Waarom BVAS zich onthield bij de stemming over het begrotingsvoorstel in het Verzekeringscomité

13.10.2020

BVAS besliste zich te onthouden nadat het Verzekeringscomité weigerde om alleen over het budget te stemmen.

Bij de stemming over het begrotingsvoorstel 2021 maandagavond 12 oktober jl. in het Verzekeringscomité van het RIZIV hebben de vertegenwoordigers van de BVAS zich onthouden. BVAS wilde uitsluitend stemmen over de begrotingsdoelstelling op zich, niet over de beleidsnota van de mutualiteiten die mee ter stemming werd voorgelegd. Zo’n ‘politieke’ nota valt volgens BVAS buiten de wettelijke opdracht inzake de begroting van het Verzekeringscomité. Het Verzekeringscomité moet een globaal budgetvoorstel vaststellen met een verdeling in partiële begrotingsdoelstellingen.

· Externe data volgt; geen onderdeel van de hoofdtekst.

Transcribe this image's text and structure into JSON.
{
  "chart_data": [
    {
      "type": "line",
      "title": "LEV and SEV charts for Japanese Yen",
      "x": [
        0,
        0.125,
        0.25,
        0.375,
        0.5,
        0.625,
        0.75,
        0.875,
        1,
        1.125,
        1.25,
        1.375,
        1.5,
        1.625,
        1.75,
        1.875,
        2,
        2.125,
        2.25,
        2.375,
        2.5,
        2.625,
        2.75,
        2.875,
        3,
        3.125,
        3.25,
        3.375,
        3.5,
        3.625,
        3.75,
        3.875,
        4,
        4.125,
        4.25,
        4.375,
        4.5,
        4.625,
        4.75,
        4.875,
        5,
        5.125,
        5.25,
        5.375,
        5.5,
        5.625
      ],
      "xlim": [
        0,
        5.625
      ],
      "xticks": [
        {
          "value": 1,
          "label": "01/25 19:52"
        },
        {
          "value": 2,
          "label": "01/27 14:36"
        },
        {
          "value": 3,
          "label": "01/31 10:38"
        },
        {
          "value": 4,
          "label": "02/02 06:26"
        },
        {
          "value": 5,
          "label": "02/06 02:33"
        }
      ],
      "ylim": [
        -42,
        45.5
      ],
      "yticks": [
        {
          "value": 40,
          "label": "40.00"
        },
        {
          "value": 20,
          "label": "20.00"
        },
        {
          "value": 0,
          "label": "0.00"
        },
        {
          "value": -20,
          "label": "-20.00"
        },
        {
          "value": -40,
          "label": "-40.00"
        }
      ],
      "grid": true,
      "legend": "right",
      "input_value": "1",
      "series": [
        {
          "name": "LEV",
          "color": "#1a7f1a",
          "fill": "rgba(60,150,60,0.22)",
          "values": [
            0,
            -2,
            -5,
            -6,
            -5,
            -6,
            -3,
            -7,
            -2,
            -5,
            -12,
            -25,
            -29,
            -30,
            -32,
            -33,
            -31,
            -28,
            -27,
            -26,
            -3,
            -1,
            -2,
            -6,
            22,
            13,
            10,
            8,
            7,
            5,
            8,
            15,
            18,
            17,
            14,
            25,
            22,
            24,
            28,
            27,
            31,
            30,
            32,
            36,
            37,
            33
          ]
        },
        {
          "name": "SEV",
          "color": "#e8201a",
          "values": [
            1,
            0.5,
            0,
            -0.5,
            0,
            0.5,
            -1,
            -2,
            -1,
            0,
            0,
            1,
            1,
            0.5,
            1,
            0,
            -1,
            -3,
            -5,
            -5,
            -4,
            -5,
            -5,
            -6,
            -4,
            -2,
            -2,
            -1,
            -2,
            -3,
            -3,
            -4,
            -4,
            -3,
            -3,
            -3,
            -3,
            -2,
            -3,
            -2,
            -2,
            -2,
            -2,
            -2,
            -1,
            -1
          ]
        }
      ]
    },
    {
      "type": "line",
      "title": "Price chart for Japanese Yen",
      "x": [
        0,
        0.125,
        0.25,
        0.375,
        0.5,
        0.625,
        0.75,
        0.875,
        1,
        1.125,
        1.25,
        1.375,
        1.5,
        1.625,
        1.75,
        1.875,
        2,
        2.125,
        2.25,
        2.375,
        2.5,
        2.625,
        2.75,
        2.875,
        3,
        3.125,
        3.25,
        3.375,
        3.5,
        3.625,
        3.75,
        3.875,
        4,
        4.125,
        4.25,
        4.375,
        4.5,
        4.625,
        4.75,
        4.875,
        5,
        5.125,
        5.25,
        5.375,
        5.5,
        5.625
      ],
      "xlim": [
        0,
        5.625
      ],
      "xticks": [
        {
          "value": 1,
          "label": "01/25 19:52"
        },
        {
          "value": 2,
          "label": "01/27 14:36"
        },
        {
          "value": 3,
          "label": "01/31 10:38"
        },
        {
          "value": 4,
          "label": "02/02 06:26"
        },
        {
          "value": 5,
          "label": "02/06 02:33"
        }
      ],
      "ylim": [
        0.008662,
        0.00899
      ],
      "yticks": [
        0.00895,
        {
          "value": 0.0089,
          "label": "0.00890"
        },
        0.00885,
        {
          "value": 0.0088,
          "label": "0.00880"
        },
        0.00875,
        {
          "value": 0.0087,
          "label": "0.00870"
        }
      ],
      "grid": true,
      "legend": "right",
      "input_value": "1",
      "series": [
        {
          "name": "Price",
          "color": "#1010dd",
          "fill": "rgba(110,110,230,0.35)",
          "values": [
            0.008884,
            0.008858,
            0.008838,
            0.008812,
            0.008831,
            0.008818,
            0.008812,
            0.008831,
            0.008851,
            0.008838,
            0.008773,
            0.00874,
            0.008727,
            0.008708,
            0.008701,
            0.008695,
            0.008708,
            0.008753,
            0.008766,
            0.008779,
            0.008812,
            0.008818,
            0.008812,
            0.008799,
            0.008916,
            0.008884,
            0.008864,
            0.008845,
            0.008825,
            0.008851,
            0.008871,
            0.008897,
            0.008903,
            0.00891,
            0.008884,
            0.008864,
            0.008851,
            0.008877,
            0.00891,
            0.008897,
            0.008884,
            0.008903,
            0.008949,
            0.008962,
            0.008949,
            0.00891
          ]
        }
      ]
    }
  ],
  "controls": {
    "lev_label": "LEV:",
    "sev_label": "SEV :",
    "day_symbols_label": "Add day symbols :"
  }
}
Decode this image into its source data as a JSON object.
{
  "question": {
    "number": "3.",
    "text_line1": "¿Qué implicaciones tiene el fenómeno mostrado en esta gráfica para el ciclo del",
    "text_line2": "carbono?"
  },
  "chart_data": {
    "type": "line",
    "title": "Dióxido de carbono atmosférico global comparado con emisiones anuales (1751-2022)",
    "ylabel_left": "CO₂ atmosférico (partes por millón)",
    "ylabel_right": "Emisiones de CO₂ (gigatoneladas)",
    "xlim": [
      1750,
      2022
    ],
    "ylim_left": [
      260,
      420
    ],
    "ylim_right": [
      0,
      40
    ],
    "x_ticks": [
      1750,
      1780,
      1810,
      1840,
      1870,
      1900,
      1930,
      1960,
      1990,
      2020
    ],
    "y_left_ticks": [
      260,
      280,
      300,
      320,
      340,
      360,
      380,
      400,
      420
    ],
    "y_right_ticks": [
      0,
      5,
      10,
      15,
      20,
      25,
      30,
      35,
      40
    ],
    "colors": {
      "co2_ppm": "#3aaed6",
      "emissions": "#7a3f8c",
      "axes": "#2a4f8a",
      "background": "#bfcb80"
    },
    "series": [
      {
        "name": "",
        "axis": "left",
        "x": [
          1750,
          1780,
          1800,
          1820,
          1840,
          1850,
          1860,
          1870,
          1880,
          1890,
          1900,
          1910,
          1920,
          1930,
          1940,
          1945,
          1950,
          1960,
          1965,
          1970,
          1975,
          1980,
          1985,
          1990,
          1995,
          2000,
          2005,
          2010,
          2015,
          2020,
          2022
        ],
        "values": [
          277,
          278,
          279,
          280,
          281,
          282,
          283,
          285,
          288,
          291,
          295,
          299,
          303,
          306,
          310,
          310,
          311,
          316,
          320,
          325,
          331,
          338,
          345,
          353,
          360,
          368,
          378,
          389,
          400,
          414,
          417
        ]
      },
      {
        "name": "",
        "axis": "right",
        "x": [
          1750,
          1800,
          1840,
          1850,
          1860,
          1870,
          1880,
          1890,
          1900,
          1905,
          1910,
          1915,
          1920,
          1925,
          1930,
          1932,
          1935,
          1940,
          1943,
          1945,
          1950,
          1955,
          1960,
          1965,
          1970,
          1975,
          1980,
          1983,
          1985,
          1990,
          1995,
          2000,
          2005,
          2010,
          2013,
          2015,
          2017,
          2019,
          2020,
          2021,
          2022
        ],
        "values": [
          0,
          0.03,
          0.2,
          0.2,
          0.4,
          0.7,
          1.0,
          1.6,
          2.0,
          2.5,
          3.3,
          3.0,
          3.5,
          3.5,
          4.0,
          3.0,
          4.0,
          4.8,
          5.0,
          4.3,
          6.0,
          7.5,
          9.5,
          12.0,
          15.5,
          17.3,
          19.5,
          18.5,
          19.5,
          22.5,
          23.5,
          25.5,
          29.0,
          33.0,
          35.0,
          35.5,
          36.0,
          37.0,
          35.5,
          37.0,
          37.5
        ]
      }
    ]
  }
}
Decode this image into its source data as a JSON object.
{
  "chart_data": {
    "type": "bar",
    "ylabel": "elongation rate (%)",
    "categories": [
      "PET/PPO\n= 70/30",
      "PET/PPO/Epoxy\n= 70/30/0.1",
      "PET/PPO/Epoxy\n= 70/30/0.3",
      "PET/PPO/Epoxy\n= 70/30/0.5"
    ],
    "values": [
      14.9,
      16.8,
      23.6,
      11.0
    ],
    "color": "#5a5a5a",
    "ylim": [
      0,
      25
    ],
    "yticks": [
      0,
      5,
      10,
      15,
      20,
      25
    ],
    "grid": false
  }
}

Het begrotingsvoorstel van de ziekenfondsen werd gisteren in het Verzekeringscomité goedgekeurd met 33 stemmen voor en 1 stem tegen, bij 7 onthoudingen. De BVAS-delegatie besliste zich te onthouden nadat het Verzekeringscomité weigerde in te gaan op de vraag van meerdere leden om alleen over het budget te stemmen en niet over de politieke nota.

Het budgetvoorstel op zich bevat positieve elementen. Vanaf 2022 wordt de wettelijke groeinorm voor de gezondheidszorg verhoogd van 1,5% naar 2,5%. Voor 2021 wordt het budget bepaald op basis van de technische ramingen van het RIZIV, die hoger liggen dan de normatieve begrotingsdoelstelling. Het verschil tussen beide, een bedrag van 539 miljoen euro, moet dus niet bespaard worden.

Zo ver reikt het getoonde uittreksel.